Stocks in Europe are under pressure in afternoon action, led by weakness in financials on continued uncertainty regarding whether Greece can implement austerity issues successfully in order to gain access to the 110 billion euro bailout package that was agreed to over the weekend between the EU and International Monetary Fund (IMF). Also, fears are growing about how Greece’s debt problems will impact other euro-zone nations, such as Spain and Portugal, which are strapped with elevated debt levels. Greece’s debt level topped 115% of gross domestic product (GDP) last year and is projected to reach approximately 140% in 2014. By comparison, Spain's debt-to-GDP ratio is around 90% and Portugal sits at about 68%. Further, the Greek deficit (the amount spending exceeds income in a given year) in 2009 was 13.6% of GDP, far above the 3% mandated by the EU. However, they note that as concerns are swirling that the agreed to fiscal reforms could drag Greece, and other parts of Europe into a downward economic spiral—history shows that isn’t necessarily inevitable.

Meanwhile, oil & gas issues are under pressure to pace the decline as the massive oil spill in the Gulf of Mexico continues to garner attention with worries about environmental impact growing and the costs to repair and clean up the disaster mount. Shares of BP Plc (BP $50), the operator of the well that caused the oil leak, has fallen to a seven month low since the oil spill. In other equity news, shares of UBS AG (UBS $16) are lower amid the pressure on financials, which is overshadowing the Swiss bank’s 1Q profit report.

The economic calendar across the pond is also in focus, headlined by an unexpected drop in German retail sales and a smaller-than-expected increase in euro-zone producer prices.
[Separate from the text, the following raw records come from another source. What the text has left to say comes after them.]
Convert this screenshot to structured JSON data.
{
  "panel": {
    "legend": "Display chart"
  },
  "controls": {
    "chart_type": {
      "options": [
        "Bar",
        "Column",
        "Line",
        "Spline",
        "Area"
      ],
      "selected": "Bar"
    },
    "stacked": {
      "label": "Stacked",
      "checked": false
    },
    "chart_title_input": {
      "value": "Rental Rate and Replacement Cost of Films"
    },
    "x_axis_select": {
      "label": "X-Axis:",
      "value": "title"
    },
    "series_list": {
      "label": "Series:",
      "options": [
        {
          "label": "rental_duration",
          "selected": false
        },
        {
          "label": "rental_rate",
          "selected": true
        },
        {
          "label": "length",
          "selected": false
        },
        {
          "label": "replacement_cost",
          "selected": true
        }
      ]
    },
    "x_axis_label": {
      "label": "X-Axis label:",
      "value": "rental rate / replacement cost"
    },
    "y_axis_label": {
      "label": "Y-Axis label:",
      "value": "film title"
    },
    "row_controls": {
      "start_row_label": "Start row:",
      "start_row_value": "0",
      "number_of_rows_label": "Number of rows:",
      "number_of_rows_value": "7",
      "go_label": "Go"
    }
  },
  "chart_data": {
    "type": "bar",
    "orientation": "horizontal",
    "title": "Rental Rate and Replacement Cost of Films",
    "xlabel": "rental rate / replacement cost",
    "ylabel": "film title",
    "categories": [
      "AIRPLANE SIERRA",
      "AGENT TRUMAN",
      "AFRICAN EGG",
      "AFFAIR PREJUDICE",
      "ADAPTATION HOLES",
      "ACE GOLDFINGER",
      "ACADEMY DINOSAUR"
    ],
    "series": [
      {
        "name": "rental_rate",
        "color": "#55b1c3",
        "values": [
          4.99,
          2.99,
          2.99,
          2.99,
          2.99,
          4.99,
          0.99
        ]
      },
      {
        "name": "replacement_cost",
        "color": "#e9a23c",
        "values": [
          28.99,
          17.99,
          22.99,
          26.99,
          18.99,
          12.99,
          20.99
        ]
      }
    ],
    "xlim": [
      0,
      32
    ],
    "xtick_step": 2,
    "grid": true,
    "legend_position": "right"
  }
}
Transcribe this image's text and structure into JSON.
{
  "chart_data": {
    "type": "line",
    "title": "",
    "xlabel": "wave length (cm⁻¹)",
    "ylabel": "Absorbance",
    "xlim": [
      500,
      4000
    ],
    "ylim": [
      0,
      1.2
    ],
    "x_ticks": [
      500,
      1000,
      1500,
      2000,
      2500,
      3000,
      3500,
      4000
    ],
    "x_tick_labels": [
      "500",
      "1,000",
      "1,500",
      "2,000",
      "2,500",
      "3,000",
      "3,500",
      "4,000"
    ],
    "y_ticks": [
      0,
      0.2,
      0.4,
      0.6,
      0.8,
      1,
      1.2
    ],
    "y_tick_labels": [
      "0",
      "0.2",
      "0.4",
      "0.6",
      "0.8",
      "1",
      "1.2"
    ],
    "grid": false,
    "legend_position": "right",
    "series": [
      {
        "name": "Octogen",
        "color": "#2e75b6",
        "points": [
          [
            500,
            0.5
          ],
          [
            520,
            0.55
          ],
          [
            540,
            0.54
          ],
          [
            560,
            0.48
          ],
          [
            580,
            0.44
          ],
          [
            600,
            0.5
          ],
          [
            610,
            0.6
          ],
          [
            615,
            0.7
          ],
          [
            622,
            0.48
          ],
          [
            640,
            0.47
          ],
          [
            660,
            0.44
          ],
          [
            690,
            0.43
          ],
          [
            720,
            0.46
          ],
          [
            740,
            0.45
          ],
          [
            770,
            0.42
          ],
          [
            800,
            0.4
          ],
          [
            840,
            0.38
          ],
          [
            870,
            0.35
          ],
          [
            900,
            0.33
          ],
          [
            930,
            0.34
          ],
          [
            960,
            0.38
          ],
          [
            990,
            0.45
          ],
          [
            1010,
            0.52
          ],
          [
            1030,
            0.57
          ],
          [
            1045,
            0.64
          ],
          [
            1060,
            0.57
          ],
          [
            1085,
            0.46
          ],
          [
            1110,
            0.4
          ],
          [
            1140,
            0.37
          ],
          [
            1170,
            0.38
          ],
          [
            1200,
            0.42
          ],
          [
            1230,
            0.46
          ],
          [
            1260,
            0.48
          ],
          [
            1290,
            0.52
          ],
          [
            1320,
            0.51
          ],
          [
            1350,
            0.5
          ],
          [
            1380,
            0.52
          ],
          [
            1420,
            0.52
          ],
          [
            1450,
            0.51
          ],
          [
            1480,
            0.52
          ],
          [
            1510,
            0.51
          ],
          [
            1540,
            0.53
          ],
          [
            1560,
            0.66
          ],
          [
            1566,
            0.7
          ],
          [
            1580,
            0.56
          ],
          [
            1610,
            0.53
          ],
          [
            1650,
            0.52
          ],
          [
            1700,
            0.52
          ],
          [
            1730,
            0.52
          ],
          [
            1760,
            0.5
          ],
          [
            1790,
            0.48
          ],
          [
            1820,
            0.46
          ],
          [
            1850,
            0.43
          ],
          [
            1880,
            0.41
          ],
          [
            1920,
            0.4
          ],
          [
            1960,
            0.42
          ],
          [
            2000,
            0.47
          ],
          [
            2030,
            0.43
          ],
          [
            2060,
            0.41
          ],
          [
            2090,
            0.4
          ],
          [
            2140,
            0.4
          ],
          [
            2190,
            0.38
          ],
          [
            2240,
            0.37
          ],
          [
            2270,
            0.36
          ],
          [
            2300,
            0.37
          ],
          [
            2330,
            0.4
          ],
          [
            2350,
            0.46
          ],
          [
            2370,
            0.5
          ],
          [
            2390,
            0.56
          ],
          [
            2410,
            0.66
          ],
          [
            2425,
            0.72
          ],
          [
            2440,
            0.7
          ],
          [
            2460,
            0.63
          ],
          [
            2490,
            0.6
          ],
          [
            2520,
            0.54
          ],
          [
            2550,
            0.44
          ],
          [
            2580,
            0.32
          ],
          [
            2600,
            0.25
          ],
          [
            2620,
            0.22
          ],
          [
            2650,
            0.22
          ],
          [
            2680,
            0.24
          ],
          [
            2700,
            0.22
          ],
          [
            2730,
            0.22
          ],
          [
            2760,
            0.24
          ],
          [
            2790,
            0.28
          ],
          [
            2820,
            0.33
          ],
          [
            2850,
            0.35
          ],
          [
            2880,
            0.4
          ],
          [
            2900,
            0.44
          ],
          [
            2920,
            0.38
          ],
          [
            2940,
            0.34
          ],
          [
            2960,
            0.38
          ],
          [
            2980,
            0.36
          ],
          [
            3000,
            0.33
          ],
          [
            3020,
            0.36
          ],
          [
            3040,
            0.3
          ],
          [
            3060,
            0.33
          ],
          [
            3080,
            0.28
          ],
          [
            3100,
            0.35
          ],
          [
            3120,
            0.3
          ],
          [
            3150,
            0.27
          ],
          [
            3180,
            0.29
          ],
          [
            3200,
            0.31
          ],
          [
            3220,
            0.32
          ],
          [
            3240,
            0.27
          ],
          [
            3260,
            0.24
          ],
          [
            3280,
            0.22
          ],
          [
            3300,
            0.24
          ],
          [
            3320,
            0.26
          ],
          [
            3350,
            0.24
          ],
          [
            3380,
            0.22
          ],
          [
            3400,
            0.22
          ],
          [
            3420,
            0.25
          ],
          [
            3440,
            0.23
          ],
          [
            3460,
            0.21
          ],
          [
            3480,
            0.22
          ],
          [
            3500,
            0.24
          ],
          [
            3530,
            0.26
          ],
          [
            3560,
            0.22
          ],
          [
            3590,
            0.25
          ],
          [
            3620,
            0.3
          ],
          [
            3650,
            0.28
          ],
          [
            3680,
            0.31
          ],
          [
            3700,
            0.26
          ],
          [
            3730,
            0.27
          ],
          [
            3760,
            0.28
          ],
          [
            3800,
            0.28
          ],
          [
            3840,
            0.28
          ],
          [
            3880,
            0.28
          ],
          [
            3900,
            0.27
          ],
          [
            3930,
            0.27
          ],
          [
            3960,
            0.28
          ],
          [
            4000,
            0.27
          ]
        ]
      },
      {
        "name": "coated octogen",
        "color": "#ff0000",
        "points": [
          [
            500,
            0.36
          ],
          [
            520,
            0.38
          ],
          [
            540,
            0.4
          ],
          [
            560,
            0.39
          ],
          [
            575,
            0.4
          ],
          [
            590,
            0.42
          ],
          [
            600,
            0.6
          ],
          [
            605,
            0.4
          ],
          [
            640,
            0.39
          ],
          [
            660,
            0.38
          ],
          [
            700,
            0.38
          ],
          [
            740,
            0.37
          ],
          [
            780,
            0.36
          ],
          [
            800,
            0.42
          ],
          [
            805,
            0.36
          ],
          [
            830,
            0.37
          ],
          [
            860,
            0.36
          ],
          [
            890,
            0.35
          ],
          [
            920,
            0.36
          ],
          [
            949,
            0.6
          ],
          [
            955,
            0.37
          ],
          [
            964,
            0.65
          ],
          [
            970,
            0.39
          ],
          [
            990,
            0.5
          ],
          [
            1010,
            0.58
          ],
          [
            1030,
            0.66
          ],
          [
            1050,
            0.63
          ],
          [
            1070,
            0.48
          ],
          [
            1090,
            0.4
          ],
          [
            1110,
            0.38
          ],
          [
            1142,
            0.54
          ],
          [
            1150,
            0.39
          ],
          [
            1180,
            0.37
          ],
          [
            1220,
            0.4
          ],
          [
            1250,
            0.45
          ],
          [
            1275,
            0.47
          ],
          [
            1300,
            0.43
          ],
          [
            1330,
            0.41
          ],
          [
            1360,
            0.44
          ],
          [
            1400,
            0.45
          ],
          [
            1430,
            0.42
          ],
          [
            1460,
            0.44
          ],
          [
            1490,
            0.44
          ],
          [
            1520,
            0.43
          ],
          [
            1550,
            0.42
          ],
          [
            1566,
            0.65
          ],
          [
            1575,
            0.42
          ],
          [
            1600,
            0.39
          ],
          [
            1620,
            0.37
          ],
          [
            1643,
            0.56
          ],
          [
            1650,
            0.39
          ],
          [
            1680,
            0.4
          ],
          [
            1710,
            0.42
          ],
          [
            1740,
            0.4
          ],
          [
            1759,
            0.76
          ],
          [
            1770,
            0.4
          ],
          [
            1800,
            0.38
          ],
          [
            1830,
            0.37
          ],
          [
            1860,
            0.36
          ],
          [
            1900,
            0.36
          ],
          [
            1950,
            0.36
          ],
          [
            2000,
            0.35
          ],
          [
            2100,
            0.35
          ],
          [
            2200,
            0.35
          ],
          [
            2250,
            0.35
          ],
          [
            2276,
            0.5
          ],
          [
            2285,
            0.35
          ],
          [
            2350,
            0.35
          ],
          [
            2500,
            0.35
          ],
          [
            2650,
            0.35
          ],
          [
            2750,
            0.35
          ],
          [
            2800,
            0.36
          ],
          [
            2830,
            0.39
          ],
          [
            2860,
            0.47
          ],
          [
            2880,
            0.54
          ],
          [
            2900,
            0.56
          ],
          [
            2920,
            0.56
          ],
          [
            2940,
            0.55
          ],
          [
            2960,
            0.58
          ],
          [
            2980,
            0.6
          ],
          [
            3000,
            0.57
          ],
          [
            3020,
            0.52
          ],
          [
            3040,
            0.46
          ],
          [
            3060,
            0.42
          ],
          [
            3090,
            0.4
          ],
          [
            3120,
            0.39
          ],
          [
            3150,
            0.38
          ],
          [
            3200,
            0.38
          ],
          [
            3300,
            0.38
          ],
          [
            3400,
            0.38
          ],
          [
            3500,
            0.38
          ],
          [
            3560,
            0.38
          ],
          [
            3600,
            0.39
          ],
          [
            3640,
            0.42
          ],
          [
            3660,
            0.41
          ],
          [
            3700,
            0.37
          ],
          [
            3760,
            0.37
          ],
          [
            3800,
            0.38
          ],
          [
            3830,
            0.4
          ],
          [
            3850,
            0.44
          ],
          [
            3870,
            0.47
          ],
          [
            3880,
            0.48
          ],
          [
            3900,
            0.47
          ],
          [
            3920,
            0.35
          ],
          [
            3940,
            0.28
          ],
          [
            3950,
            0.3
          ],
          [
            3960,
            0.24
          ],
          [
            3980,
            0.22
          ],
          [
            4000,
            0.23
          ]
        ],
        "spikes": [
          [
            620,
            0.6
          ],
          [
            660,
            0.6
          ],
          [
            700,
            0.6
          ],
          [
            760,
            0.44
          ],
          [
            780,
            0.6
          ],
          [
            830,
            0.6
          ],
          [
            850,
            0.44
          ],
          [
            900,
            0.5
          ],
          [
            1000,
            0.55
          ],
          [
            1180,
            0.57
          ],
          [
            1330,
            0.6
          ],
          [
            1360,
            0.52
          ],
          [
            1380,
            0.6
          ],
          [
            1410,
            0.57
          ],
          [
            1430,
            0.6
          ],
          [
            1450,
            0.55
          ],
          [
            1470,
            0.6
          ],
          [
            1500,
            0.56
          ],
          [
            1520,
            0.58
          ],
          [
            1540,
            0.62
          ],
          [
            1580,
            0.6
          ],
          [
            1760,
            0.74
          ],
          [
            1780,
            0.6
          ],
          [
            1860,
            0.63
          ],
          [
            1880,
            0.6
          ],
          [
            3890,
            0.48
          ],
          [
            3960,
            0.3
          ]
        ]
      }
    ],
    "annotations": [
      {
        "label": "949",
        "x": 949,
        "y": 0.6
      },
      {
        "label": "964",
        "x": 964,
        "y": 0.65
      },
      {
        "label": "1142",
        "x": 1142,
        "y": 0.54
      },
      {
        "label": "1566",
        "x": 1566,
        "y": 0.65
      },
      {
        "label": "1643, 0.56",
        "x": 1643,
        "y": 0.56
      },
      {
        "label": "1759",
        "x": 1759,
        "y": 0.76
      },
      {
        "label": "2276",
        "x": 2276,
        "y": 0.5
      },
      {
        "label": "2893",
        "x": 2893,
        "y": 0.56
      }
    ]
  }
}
Data out of the UK are mixed as a report showed mortgage approvals increased by a smaller amount than expected, while a separate release showed the nation’s Manufacturing PMI expanded beyond economists’ forecasts. Elsewhere, Spain’s unemployment fell and its consumer confidence improved, but these reports are being more than offset by Greece contagion fears.

Britain’s FTSE 100 Index is down 1.3%, France’s CAC-40 Index is 1.6% lower, Germany’s DAX Index is declining 1.2%, Spain’s IBEX 35 Index is off 2.9%, Portugal’s PSI 20 Index is 2.4% in the red, and Greece’s Athex Composite Index is dropping 4.2%.

Asia lower on China concerns and following Australian interest and tax rate hikes

Stocks in Asia were mostly lower as some markets return from holidays, while Japan remained closed. Overall sentiment was hampered by a report out of China, which showed the nation’s Manufacturing PMI declined from 57.0 in March to 55.4 in April, the lowest level in six months, but still depicted expansion in activity as the index remained above the 50 mark—the demarcation point between expansion and contraction. Stocks in China declined, with Hong Kong’s Hang Seng Index declining 0.2%, while the Shanghai Composite—which was closed yesterday—fell 1.2% partly in reaction to the weekend’s announcement from the Chinese government, in which it increased the reserve requirement rate of funds that banks have to keep at its central bank.

Meanwhile, miners continued to slide in Australia, with the S&P/ASX 200 Index falling 1.0% on continued fallout from the tax hike the Australian government levied on resource profits, and as the Chinese data dampened the optimism regarding demand for commodities. Also, the Reserve Bank of Australia increased its benchmark interest rate by 25 basis points to 4.50%, marking the sixth rate increase in seven meetings since October. The RBA noted that the risk of serious economic contraction in Australia has passed “some time ago,” and as a result of today’s decision, rates for most borrowers will be around average levels. In equity news, Australian miner Newcrest Mining (NCMGY $29) agreed to the acquisition of Lihir Gold (LIHR $34) after it sweetened its takeover offer to $8.5 billion for the Papua New Guinea-based firm.

Elsewhere, India’s BSE Sensex 30 Index fell 1.4%, while South Korea’s Kospi Index dipped 0.1% and Taiwan’s Taiex Index slipped 0.3%. However, Thailand’s SET Index jumped 4.4% after the nation’s Prime Minister proposed a November 14th election to help end eight weeks of protesting, per Bloomberg News.